The rest of the functions from the example: model training and the inference part

In [None]:
def run_training(data_path, verbose):
		print("[I] Training an NB classifier...")
		start_time = datetime.datetime.now().replace(microsecond=0)

		# TRAINING
		# The final (production) model is trained by using all available data (train+test)
		nb = nltk.NaiveBayesClassifier.train(join_data(read_data(data_path)))

		end_time = datetime.datetime.now().replace(microsecond=0)
		print("[I] Training time:", end_time - start_time)

		if verbose:
				nb.show_most_informative_features(n=10) # Try with n=100

		# Save the model for later use
		with open("nb_classifier.pickle", "wb") as dmp:
				pickle.dump(nb, dmp)
				print("[I] NB classifier stored in a file")

In [None]:
def run_inference():
		# Load the pre-trained model
		with open("nb_classifier.pickle", "rb") as dmp:
				nb = pickle.load(dmp)
				print("[I] NB classifier loaded from a file")

		while True:
				text = input("\nEnter a text to classify: ")
				if len(text) == 0: break

				# Extract text features for classification
				text_feat = vectorize_text(text)
				print("\nFeatures:", text_feat.keys(), "\n")

				# INFERENCE
				# Calculate a probability distribution over the classes
				prob_dist = nb.prob_classify(text_feat)

				# Return the probability distribution
				for label in prob_dist.samples():
						print("{0}: {1:.3f}".format(classes[int(label)], prob_dist.prob(label)))

				# Return the most probable class
				print("\nPrediction:", classes[int(prob_dist.max())])

Execution of created functions.
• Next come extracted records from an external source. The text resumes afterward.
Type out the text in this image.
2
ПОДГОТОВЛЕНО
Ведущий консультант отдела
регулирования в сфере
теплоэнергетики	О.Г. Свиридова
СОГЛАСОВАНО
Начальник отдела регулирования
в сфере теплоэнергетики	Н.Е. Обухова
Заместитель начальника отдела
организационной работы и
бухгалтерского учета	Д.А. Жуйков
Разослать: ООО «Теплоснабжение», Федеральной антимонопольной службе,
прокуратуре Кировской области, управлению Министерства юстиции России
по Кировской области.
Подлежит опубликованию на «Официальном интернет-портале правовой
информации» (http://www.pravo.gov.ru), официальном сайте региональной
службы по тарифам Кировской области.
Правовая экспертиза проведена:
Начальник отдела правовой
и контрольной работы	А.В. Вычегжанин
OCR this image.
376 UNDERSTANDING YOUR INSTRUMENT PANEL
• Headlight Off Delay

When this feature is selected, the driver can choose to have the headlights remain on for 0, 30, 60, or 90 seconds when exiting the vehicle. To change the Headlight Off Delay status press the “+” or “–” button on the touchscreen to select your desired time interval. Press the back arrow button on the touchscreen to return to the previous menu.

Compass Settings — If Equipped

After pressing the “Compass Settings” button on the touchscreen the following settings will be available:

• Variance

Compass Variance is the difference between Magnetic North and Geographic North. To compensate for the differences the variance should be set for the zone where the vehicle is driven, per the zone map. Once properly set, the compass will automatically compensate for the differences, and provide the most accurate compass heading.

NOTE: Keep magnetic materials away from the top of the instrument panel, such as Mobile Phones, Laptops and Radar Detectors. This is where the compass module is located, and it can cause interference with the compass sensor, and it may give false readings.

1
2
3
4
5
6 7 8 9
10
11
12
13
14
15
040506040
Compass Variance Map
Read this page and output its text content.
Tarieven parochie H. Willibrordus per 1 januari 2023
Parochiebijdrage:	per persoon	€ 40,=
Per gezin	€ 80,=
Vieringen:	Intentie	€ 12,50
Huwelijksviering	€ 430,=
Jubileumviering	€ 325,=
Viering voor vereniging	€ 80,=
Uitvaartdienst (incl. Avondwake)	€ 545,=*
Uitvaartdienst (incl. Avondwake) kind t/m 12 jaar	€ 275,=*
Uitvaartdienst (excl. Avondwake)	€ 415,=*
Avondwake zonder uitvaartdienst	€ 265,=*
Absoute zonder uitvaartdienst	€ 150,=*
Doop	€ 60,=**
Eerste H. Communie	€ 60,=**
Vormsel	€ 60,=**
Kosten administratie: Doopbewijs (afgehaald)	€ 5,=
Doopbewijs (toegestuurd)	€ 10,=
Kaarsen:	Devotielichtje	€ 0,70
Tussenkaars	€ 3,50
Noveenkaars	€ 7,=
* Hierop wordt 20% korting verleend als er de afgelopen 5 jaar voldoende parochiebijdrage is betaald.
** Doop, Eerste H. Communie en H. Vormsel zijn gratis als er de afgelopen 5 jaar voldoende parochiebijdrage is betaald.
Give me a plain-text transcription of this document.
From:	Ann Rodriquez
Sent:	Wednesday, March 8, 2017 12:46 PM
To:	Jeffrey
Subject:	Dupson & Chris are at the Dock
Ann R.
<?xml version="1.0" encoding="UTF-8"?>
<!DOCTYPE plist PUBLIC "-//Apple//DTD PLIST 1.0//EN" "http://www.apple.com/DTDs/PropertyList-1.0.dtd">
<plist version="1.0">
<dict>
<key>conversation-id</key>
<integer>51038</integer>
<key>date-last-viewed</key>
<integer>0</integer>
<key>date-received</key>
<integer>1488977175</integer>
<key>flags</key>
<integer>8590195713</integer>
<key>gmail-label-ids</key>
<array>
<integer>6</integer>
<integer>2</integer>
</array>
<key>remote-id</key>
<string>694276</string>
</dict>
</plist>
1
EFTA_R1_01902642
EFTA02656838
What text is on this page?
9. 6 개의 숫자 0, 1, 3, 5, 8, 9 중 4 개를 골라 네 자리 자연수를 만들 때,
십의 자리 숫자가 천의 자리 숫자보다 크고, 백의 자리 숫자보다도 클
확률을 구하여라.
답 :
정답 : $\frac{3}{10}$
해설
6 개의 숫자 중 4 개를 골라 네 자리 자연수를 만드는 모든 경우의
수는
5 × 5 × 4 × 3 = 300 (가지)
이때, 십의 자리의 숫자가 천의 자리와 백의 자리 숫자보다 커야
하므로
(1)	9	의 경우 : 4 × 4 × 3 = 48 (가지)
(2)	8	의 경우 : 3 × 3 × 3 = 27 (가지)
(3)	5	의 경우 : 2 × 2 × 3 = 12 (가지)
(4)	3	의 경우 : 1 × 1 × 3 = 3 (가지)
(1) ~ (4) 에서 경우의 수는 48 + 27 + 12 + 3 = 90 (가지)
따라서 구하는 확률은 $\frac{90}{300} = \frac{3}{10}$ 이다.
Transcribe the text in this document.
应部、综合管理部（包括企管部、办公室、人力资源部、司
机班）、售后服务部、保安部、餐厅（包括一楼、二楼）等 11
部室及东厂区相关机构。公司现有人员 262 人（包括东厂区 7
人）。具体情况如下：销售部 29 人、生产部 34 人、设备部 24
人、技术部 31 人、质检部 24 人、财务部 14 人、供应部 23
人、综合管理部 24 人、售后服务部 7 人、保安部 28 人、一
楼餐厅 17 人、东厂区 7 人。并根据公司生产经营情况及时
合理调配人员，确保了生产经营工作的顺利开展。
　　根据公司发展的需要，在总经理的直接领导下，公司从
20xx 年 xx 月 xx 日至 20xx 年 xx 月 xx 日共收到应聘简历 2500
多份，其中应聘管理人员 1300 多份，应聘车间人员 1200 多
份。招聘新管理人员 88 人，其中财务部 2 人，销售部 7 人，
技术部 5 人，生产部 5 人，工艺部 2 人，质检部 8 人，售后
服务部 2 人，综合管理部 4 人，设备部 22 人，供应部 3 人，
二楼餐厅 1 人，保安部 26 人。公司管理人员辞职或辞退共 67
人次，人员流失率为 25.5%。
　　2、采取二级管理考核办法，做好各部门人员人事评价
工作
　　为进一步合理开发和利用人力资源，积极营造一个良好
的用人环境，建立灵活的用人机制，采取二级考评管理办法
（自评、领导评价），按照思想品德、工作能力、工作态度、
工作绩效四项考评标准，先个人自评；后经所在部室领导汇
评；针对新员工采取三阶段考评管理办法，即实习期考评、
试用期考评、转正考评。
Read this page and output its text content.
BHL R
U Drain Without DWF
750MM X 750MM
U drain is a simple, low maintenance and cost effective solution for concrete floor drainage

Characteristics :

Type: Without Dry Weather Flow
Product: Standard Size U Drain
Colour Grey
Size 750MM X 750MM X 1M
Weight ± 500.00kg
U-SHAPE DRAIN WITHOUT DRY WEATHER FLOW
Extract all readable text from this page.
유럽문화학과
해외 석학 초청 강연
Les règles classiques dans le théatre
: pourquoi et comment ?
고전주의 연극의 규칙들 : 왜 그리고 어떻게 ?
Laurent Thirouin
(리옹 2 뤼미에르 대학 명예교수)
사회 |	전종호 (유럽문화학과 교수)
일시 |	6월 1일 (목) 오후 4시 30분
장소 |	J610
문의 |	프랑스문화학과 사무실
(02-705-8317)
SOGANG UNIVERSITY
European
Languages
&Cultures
Base taken from the example, modified slightly to fit the changes in functions and make the model output the emotions instead of their numbers

In [None]:
# Initialise the stopword and word frequency lists
initialise('stoplist.txt', 'freqlist.tsv')

In [None]:
run_validation2("train2.tsv", "test2.tsv")

These are the results with 5-repetition threshold. Decreasing the number leads to lower precision, increasing it results in lower recall.

In [None]:
# Train and save the final model
run_training("train2.tsv", True) # True=verbose

In [None]:
# Run the pre-trained model
run_inference()

In conclusion, the created model shows worse results than the model presented in https://arxiv.org/pdf/2005.00547 (about 20% lower f1-score). It is hard for the model to recognize neutral class, because there are no words strongly associated with it. However, lexicon pruning helps improve the results: accuracy is 0.42 without it, 0.51 when pruning words that appear less than 5 times. Increasing the threshold leads to higher precision and lower recall, while decreasing it leads to higher recall and lower precision (to an extent). Overall accuracy and f1-score are maximized at 5-7 repetition threshold.